General information
- Type: Hang glider
- National origin: United States
- Manufacturer: Wills Wing
- Status: In production (Falcon 4, 2016)

History
- Manufactured: 1994-present
- Introduction date: 1994

= Wills Wing Falcon =

The Wills Wing Falcon is a family of American high-wing, single-place and two-place hang gliders, designed and produced by Wills Wing of Orange, California. The aircraft is supplied complete and ready-to-fly.

The Falcon series is the best-selling glider that the company has produced and it has remained in continuous production over more than twenty years, in increasingly refined versions.

==Design and development==
The Falcon was designed as a simple, easy to fly glider for local recreational soaring, as an alternative to high performance, but harder to fly gliders. It is made from aluminum tubing, with the single-surface wing covered in Dacron sailcloth. Its wing is cable braced from a single kingpost.
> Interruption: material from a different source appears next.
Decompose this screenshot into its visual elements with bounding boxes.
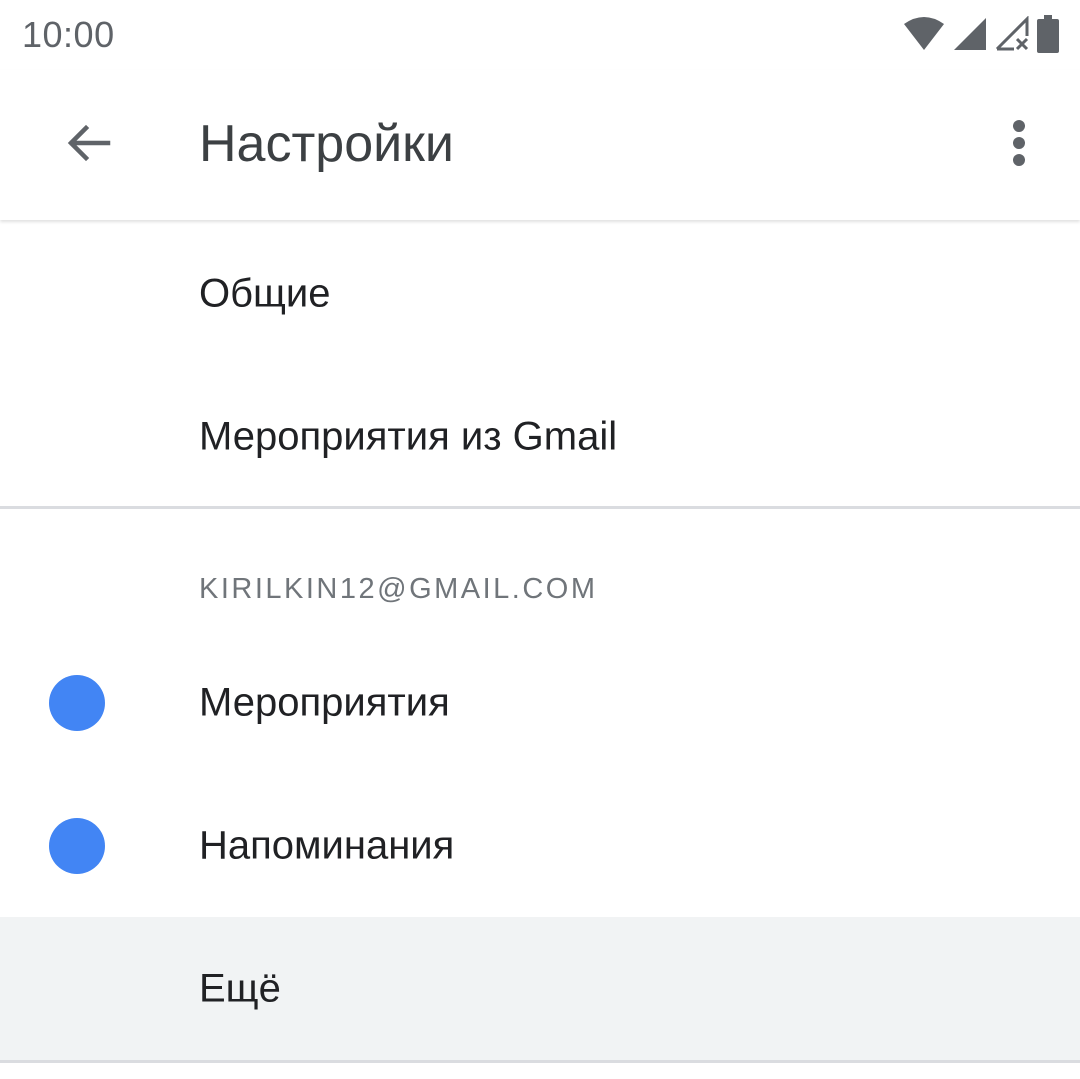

The aircraft has been developed from the original Falcon model, through the Falcon 2, 3 and 4 versions, each in a variety of sizes, including tandem two place versions for flight training. The models are each named for their wing area in square feet.
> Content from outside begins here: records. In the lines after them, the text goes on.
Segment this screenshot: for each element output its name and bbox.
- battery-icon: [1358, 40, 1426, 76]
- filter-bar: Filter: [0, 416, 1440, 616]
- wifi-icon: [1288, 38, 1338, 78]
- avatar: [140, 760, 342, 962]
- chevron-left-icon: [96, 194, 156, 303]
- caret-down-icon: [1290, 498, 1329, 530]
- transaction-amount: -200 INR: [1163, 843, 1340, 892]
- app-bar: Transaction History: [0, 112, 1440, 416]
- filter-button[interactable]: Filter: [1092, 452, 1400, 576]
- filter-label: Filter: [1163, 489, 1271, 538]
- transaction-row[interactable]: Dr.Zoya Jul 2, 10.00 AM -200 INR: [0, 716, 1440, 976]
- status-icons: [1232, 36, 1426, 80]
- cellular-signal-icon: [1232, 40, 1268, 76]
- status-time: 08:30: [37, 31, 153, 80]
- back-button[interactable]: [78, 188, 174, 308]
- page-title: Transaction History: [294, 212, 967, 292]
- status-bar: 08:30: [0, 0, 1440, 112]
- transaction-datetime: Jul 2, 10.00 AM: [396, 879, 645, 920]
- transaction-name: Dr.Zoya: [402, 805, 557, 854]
All models are HGMA certified.

==Variants==
- Falcon 140
Small-sized model for lighter pilots, introduced in 1995. Its wing has a span of 27.9 ft, a nose angle of 118°, wing area of 140 sqft and the aspect ratio is 5.5:1. The pilot hook-in weight range is 110 to 165 lb. The glider model is DHV 1 certified.
- Falcon 170
Mid-sized model for medium-weight pilots, introduced in 1995. Its wing has a span of 30.5 ft, the nose angle is 118°, wing area is 170 sqft and the aspect ratio is 5.5:1. The pilot hook-in weight range is 140 to 230 lb. The glider model is DHV 1 certified.
- Falcon 195
Large-sized model for heavier pilots, introduced in 1994. Its wing has a span of 33.1 ft, the nose angle is 118°, wing area is 195 sqft and the aspect ratio is 5.6:1. The pilot hook-in weight range is 150 to 275 lb. The glider model is DHV 1 certified.
- Falcon 225
Large-sized model for heavier pilots, introduced in 1995. Its wing has an area of 225 sqft.
- Falcon 2 140
Small-sized model for lighter pilots, introduced in 2003. Its wing has an area of 140 sqft.
- Falcon 2 170
Mid-sized model for medium-weight pilots, introduced in 2003. Its wing has an area of 170 sqft.
- Falcon 2 195
Large-sized model for heavier pilots, introduced in 2003. Its wing has an area of 195 sqft.
- Falcon 2 225
Large-sized model for heavier pilots, introduced in 2003. Its wing has an area of 225 sqft.
- Falcon Tandem
Tandem model for flight training, introduced in 2003.
- Falcon 3 145
Small-sized model for lighter pilots, introduced in 2009. Its wing has an area of 145 sqft.
- Falcon 3 170
Mid-sized model for medium-weight pilots, introduced in 2009. Its wing has an area of 170 sqft.
- Falcon 3 195
Large-sized model for heavier pilots, introduced in 2009. Its wing has an area of 195 sqft.
- Falcon 3 Tandem
Tandem model for flight training, introduced in 2009.
- Falcon 4 145
Small-sized model for lighter pilots, HGMA certified in 2015. Its wing has a span of 28 ft, wing area is 145 sqft and the aspect ratio is 5.4:1. The pilot hook-in weight range is 120 to 190 lb. Improvements over the Falcon 3 include a new sail cut and layout, improved lateral stability at higher speeds and under aero towing and an optional Litestream control bar.
- Falcon 4 170
Mid-sized model for medium-weight pilots, HGMA certified in 2015. Its wing has a span of 30.6 ft, wing area is 170 sqft and the aspect ratio is 5.5:1. The pilot hook-in weight range is 140 to 220 lb. Improvements over the Falcon 3 include a new sail cut and layout, improved lateral stability at higher speeds and under aero towing and an optional Litestream control bar.
- Falcon 4 195
Large-sized model for heavier pilots, HGMA certified in 2015. Its wing has a span of 33 ft, wing area is 195 sqft and the aspect ratio is 5.6:1. The pilot hook-in weight range is 175 to 275 lb. Improvements over the Falcon 3 include a new sail cut and layout, improved lateral stability at higher speeds and under aero towing and an optional Litestream control bar.
- Falcon 4 Tandem
Tandem model for flight training, HGMA certified in 2015. This is a development of the Falcon 3 Tandem that incorporates stiffer and lighter 7075-T6 aluminum leading edge spars, a higher batten density sail with speed battens, an improved sail cut with new colors and an all-laminate sail as an option. Its wing has a span of 35.8 ft, wing area is 228 sqft and the aspect ratio is 5.6:1. The pilot hook-in weight range is 185 to 550 lb.